Another push towards language shift


It is not at all impossible that the type of interaction that Skevi had with her teacher could happen to a student in a school in Cyprus. Fortunately, however, this ideology about language standards does not yet seem to have an impact on the vitality of Cypriot Greek in Cyprus, where it remains the language that is naturally acquired by the Greek-speaking population of the island. In the London context, however, these attitudes push British-born speakers towards abandoning Cypriot Greek as a preferred code of communication. Observe that, when faced with her teacher’s lack of communicative co-operativeness triggered by the use of tsaéra, Skevi did not offer the Standard Greek word as a solution, as the teacher wanted. She replied in English, and then concluded through self-reflection that the other language of her linguistic repertoire was a mistaken way of speaking.
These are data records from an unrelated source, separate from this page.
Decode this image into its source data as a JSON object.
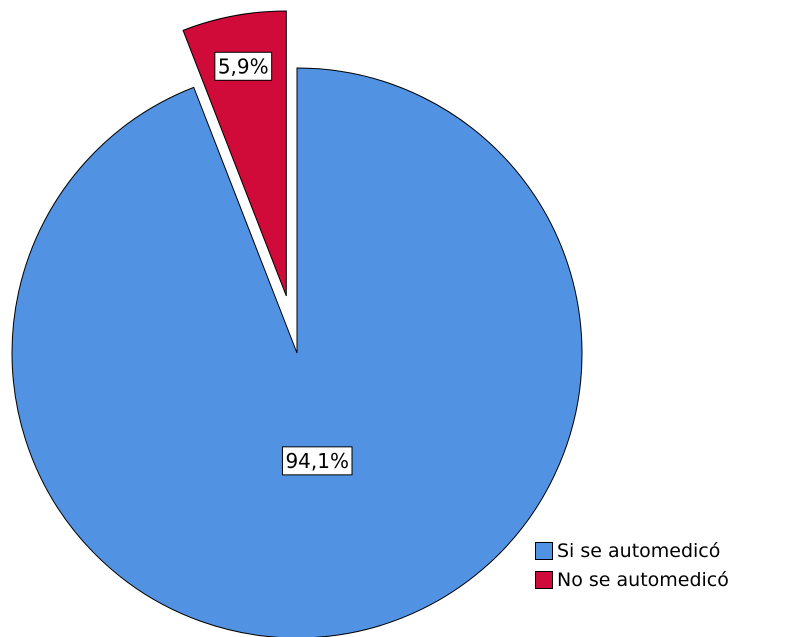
{
  "chart_data": {
    "type": "pie",
    "categories": [
      "Si se automedicó",
      "No se automedicó"
    ],
    "values": [
      94.1,
      5.9
    ],
    "data_labels": [
      "94,1%",
      "5,9%"
    ],
    "colors": [
      "#5193e2",
      "#d00b3a"
    ],
    "exploded": [
      false,
      true
    ],
    "start_angle_deg": 0,
    "direction": "clockwise",
    "legend": {
      "position": "bottom-right",
      "entries": [
        "Si se automedicó",
        "No se automedicó"
      ]
    }
  }
}
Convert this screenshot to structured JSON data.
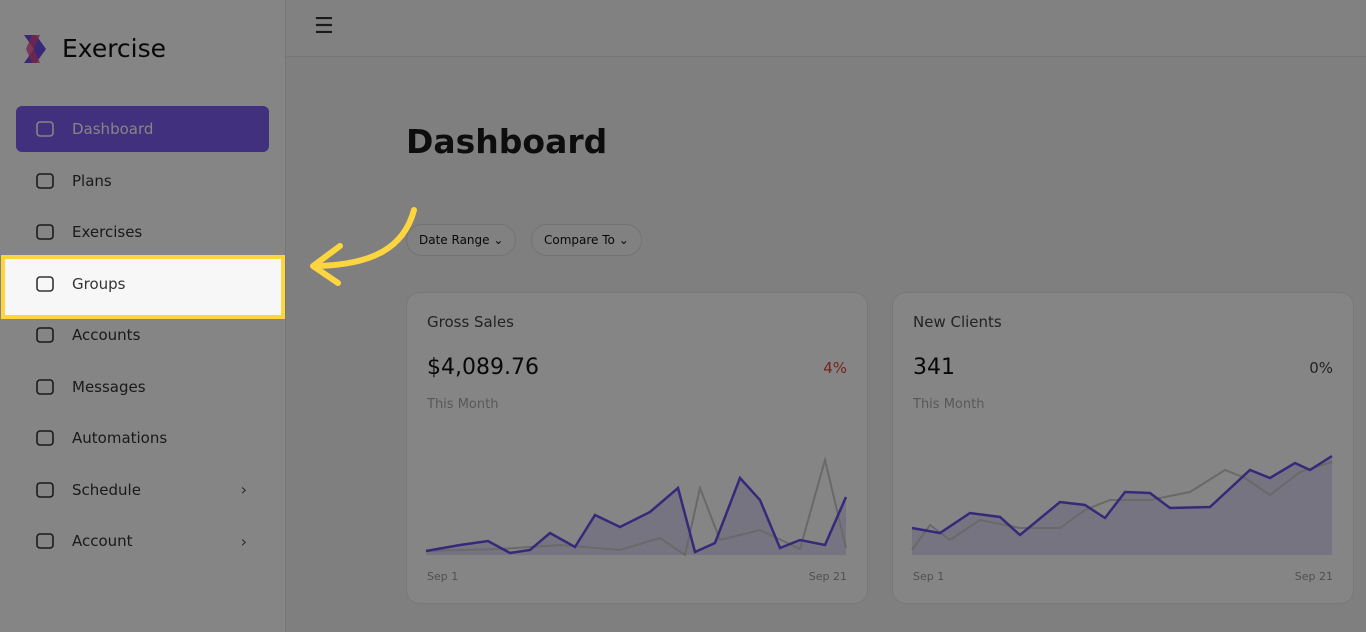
{
  "brand": {
    "name": "Exercise"
  },
  "nav": [
    {
      "label": "Dashboard"
    },
    {
      "label": "Plans"
    },
    {
      "label": "Exercises"
    },
    {
      "label": "Groups"
    },
    {
      "label": "Accounts"
    },
    {
      "label": "Messages"
    },
    {
      "label": "Automations"
    },
    {
      "label": "Schedule"
    },
    {
      "label": "Account"
    }
  ],
  "header": {
    "title": "Dashboard"
  },
  "filters": [
    "Date Range",
    "Compare To"
  ],
  "cards": [
    {
      "title": "Gross Sales",
      "value": "$4,089.76",
      "change": "4%",
      "period": "This Month",
      "start": "Sep 1",
      "end": "Sep 21"
    },
    {
      "title": "New Clients",
      "value": "341",
      "change": "0%",
      "period": "This Month",
      "start": "Sep 1",
      "end": "Sep 21"
    }
  ]
}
Another important difference compared with Cyprus that has emerged from my work is that, in London, the use of Cypriot Greek is discouraged even in informal settings such as the home environment. Stella remembers that ‘when my sister and I were young, and someone would come around to visit, we would speak to our parents – you know – with a villagey sort of accent. My mother would say, “That word is not correct”, if we tried to use it. “You must use this word, not that one because that one is villagey.”’ Chrystalla, a mother, puts it like this: ‘I do not want my children to learn the type of Greek that I speak, because it is not a perfect model. I prefer for them to hear Standard Greek.’ As a result of all this, we now see the first signs of a community-wide preference for the use of Standard Greek in communication even with other members of London’s Greek Cypriot diaspora. In Despoina’s words, ‘I understand both Cypriot Greek and Standard Greek because I learned them at the Greek school but, when I speak, I try to speak the Standard Greek way rather than the Cypriot Greek way.’
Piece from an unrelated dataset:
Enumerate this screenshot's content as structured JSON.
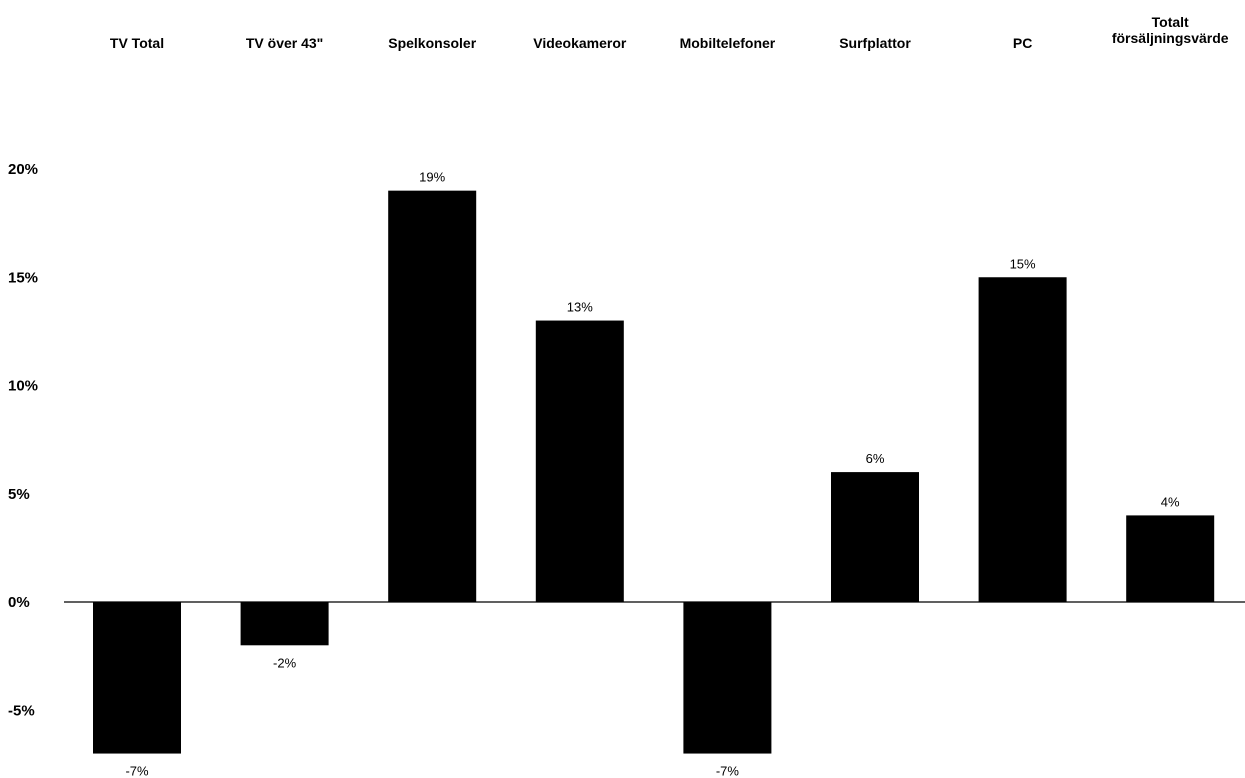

It would be tempting to argue that the preference for Standard Greek could eventually displace Cypriot Greek as the community language of London’s Greek Cypriot diaspora. This is highly unlikely, if not completely improbable. British-born Greek Cypriots have minimal exposure to Standard Greek. They do not speak it at their homes and, if they do not go to complementary school, they only get to hear it on television, the radio or online, and even then a lot of them have trouble understanding it. The difficulties they experience when faced with the task of speaking in Standard Greek in public or with a speaker from Greece, and the way they avoid having to find themselves in such situations, are signs of an uneasy relation with that part of their linguistic heritage. What is therefore more probable is that, under continuing pressure from without and within the community, London’s Greek Cypriot diaspora will eventually lose both varieties of Greek in its linguistic repertoire.


Karatsareas Fig B (BAR 33)
O Pentadaktylos (literally ‘The five-fingered’), one of the most iconic and traditional Greek Cypriot coffee houses (kafeneia in Greek) dotted along north London’s Green Lanes. The name refers to the highest peak on the Kyrenia Mountains in the northern coast of Cyprus. Photo: Christos Danakis.



Dr Petros Karatsareas’s work has been supported through a British Academy Postdoctoral Fellowship and a British Academy Rising Star Engagement Award, and is currently supported by a British Academy/Leverhulme Small Research Grant.